Equine Notion pose une question préalable : quelle carence de l'environnement pourrait produire ce comportement ?
Le cheval n'est pas séparé du système
Un cheval qui se presse à la barrière n'est peut-être pas mal élevé. Il vit peut-être dans un aménagement où tous les événements importants se déroulent à la barrière. Un cheval qui garde sa nourriture n'est peut-être pas moralement difficile. Il fait peut-être l'expérience d'une rareté des ressources, d'une mauvaise répartition ou d'une pression sociale. Un cheval qui paraît agité ne manque peut-être pas de discipline. Il manque peut-être de mouvement, de continuité de fourrage ou de choix véritable.
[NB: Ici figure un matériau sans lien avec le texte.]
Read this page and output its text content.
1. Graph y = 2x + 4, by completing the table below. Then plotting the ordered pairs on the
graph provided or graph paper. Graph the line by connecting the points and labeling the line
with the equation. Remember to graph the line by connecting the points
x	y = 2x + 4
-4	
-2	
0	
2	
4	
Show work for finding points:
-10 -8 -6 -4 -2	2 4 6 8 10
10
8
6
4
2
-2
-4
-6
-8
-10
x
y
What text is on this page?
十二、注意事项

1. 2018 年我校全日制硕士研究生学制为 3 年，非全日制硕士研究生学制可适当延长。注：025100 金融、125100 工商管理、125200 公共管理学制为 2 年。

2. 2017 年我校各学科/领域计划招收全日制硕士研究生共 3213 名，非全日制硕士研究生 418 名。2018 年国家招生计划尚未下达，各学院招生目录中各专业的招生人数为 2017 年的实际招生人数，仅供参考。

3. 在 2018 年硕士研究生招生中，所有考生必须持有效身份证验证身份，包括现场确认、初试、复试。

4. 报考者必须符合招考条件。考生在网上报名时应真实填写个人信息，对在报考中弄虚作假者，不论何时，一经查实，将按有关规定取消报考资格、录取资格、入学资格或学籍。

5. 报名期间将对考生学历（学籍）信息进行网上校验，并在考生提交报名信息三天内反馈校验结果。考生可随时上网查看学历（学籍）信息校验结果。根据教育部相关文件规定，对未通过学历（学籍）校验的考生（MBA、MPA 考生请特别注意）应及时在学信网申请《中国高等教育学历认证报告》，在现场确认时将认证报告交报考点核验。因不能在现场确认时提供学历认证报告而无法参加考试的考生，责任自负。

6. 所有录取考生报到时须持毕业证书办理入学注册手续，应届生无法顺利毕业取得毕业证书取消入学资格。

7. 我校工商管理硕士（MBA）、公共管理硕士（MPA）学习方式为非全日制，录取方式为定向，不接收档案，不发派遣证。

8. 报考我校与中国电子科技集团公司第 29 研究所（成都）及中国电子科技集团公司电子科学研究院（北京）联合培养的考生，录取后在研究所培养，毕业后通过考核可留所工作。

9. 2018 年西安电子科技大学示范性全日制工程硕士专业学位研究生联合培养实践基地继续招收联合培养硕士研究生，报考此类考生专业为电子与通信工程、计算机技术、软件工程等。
Le comportement appartient à un système.
Si le système n'est pas interprété, le cheval devient le lieu commode où déposer la faute.
Une carence ne signifie pas de la négligence
Une carence de l'environnement ne signifie pas toujours que le propriétaire est négligent. Bien des carences sont inscrites dans les systèmes courants de garde du cheval : terrain limité, points d'alimentation uniques, surfaces lisses mais monotones, isolement, barrières étroites, cadence contrôlée par l'humain et environnements simplifiés.
Le propriétaire peut travailler dur à l'intérieur d'un aménagement qui recrée sans cesse la même pression.
Reconnaître une carence n'est pas une accusation. C'est le début d'un meilleur aménagement.